Бабочка и сапоги придавали сторожу вид артистический, а частушка его вызвала одобрительную улыбку начальства, тем более что она шла в поддержку поварихиного тоста и ее почина. Видя это, сторож продолжал с видом невинным и даже как бы чуток сонным:
Я на печке спала
И чулки обоссала,
И сижу любуюса,
Во что же я обуюса.
Тут сторож даже придал себе какой-то кокетливой томности, как делал потом всякий раз, исполняя женскую партию, а повариха рядом с ним почувствовала себя вдруг такой чистюлей, такой девочкой и запела что-то уж вовсе анахроническое:
Не ругай меня, мамаша,
Не ругай грозно —
Ты сама была такая,
Приходила поздно.
– О-ох! – Сторож повертелся, потопал, взмахивая платочком, и ответил с жалобой:
Никому так не досадно,
Как моему Шурочке:
Сам на печке, хуй в горшечке,
А муде на печурочке.
Валентина Кузьминична со страхом и уже заготовленным возмущением взглянула на начальство, но оно не ответило на ее немой вопрос. Начальник брезгливо и упорно расковыривал банку с грибами: это было, конечно, опасное занятие – уж какой-нибудь из этих ненадежных, черных-пречерных грибов мог запросто отправить человека к праотцам…
Повариха зарделась, но не сдала позиции:
У меня на сарафане
Петушок да курочка.
Меня трое завлекали —
Петя, Ваня, Шурочка.
Она лихо взвизгнула, затопала и добавила еще:
Петя, Ваня, Шурочка,
Да я же вам не дурочка.
Сторож басовито поддержал эту сарафанную тему:
У тебя на сарафане
Петушок с цыплятами,
Девки моду поимели
Ночевать с ребятами…
Усыпив бдительность Валентины Кузьминичны, он страшно задолбил сапогами, а потом, остановившись перед ней, спел:
Запрягу я кошку в ложку,
А собаку в тарантас.
Повезу свою разъебу
За границу напоказ.
Валентина Кузьминична вспыхнула, а сторож, фасонно покружив, остановился на том же месте и продолжил:
Я на печке лежал,
Да на самом краешке,
Я схватился за пизду,
Думал, это варежка.
Валентина Кузьминична встала и нетвердо пошла к выходу. Это была достаточно заметная акция, однако все же недостаточно демонстративная с ее стороны, ибо начальство не давало никакого сигнала и по-прежнему ковырялось в грибах. Тоскин получил истинное удовольствие от смены репертуара, он высоко оценил отвагу и артистизм сторожа (он был здесь один истинный, шестидесятирублевый пролетарий, которому нечего было терять, кроме цепей), однако Тоскину жаль было Веру, которая краснела против своей воли и не знала, как ей себя держать и куда глядеть.
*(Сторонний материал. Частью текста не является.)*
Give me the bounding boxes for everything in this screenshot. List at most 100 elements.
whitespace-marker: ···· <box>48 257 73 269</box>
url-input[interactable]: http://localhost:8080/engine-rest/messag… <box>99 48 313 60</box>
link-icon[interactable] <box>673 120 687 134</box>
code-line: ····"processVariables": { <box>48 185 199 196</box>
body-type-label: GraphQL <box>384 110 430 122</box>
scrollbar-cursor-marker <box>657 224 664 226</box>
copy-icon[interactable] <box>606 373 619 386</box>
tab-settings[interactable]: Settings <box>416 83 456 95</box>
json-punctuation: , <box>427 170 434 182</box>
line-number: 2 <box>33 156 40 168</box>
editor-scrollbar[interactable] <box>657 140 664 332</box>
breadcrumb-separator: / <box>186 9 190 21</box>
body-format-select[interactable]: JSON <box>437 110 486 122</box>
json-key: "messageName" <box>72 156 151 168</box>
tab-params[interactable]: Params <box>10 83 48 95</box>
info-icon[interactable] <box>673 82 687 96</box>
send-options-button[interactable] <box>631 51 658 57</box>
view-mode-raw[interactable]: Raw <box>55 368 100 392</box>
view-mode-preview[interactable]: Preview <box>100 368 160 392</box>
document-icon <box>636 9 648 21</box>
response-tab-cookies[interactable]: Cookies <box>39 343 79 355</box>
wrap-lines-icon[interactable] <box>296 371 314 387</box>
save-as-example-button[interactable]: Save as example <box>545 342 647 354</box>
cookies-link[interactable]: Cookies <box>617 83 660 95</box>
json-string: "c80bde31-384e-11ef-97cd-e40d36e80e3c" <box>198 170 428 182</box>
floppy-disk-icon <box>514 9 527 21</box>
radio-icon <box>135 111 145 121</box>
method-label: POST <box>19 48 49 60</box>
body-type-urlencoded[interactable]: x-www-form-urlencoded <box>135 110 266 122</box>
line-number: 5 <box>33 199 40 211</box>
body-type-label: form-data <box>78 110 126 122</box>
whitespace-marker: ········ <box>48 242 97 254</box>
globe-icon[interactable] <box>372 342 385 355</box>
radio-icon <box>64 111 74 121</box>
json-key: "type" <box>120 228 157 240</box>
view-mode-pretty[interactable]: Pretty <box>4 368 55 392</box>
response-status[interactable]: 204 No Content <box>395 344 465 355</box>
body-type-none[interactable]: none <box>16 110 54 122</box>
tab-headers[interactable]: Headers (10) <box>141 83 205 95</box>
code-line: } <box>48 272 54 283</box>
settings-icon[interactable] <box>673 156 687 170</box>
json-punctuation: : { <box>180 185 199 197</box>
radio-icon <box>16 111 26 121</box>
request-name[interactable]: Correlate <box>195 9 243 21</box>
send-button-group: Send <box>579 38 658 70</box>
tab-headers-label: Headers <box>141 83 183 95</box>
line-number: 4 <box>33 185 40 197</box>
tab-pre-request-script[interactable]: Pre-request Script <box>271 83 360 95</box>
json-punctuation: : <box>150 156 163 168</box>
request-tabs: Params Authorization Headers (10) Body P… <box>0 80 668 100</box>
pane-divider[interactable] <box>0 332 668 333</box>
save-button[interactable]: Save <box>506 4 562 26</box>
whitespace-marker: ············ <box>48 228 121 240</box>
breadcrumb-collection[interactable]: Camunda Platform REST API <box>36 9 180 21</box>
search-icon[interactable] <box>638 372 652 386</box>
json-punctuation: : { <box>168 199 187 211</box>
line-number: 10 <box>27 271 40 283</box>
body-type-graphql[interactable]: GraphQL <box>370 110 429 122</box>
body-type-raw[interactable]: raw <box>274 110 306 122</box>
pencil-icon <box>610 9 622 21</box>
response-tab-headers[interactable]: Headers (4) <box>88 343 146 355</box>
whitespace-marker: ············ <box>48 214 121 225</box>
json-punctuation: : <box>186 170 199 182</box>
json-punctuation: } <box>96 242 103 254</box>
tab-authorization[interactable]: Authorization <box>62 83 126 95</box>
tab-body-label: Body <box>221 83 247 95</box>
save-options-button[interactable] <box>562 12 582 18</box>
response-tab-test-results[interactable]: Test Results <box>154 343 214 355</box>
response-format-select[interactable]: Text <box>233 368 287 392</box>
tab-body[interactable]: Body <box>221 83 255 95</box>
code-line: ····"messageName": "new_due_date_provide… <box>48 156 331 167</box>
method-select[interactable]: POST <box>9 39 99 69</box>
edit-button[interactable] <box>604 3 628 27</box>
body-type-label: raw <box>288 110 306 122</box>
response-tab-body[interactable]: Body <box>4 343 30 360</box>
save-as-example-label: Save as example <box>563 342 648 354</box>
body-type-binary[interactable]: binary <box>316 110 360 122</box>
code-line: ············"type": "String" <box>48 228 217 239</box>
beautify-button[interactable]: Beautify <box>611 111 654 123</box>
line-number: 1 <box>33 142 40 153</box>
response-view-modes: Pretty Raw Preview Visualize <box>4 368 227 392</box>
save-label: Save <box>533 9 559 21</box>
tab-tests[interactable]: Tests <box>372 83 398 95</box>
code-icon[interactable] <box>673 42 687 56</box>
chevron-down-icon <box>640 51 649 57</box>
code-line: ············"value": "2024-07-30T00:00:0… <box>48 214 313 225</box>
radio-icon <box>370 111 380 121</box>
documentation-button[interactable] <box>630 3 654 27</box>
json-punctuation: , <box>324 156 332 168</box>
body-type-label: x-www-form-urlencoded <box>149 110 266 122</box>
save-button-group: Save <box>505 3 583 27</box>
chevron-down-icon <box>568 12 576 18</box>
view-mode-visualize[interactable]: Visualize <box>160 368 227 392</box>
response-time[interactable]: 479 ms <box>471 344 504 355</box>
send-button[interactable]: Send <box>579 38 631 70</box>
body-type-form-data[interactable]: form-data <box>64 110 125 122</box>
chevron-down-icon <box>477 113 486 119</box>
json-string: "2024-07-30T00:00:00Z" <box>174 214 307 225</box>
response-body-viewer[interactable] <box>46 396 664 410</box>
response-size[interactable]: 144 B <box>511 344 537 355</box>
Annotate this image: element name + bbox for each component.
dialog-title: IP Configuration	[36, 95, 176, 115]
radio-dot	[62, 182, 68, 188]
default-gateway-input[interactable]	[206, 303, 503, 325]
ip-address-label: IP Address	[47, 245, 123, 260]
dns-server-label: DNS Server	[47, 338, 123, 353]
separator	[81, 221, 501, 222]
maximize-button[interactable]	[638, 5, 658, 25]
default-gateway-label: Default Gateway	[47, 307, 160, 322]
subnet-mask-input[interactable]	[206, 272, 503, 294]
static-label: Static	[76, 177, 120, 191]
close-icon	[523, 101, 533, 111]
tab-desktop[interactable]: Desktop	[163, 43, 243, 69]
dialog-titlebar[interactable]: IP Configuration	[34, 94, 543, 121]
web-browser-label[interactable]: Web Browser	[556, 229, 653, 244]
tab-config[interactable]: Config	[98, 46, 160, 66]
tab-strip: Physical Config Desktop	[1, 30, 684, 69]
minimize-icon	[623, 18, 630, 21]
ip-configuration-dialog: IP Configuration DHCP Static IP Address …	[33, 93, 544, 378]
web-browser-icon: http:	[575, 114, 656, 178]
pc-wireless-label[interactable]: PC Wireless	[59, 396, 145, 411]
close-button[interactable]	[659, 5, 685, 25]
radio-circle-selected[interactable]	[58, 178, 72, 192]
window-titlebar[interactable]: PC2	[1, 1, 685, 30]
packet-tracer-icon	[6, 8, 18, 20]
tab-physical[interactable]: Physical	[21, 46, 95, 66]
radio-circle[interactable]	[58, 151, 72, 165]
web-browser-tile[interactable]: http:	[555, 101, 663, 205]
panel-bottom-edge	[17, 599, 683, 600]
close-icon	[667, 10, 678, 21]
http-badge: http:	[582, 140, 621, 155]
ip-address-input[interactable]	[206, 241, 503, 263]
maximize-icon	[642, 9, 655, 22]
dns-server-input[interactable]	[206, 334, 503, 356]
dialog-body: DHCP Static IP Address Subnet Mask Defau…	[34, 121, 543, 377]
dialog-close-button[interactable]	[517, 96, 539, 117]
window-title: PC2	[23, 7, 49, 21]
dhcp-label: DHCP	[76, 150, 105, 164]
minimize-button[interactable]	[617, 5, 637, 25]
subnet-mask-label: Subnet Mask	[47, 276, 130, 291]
– Ладно, старый, кончай, – небрежно бросил Слава, оторвавшись от увлеченных переговоров с Валерой.
Но сторож не обратил на Славу никакого внимания. Зато теперь в бой бросилась повариха – и запела с торжеством (потому что соперница-то ее, вильнув своим завидным крупом, бросила поле брани, бежала, сдалась, ушла вместе со своими анекдотами, со своим законченным институтом и общественными нагрузками):
Меня милый изменил,
Изменил за дело,
Чтоб любила одного,
А десять не имела.
И сторож поддержал ее, напористо и нежно:
«Куда, миленький, уехал?»
«Дорогая, на Кавказ!»
«Дорогой, возьми с собою!»
«На какой ты хуй сдалась?»
– Мы, пожалуй, можем идти… Во всяком случае, можем пойти прогуляться, – сказал Тоскин, наклоняясь к Вере.
– Вы думаете? – Она почти опрометью бросилась из-за стола.
Тоскин стал пробираться за нею, а сторож еще басил им вслед про свой отъезд на Кукуй и в другие малоизвестные места, смачно посылая при этом свою милку куда подальше…
Ночь была прохладная, нежно-звездная, и Тоскину сразу стало жаль вечера, проведенного вдали от этого неба и этой вечерней прохлады – еще один вечер…
– А ничего было… Да? – спросила Вера. – Весело.
– Весело?
– Ну, так. Ничего, – сказала она послушно, давая ему понять, что ей, в общем-то, все равно, как было, и она вообще не настаивает на каком-нибудь своем мнении.
– Мы можем пойти погулять, – сказал Тоскин, разглядывая в полумраке длиннющие Верины ноги.
– Только надо в корпус зайти. Пионериков поглядеть, – сказала Вера.
– Да, да, идем, – согласился Тоскин, отмечая с волнением, как она прогибается на ходу, как плещут о бедра ее длинные волосы и ходит ходуном юное гибкое тело на длинных ногах.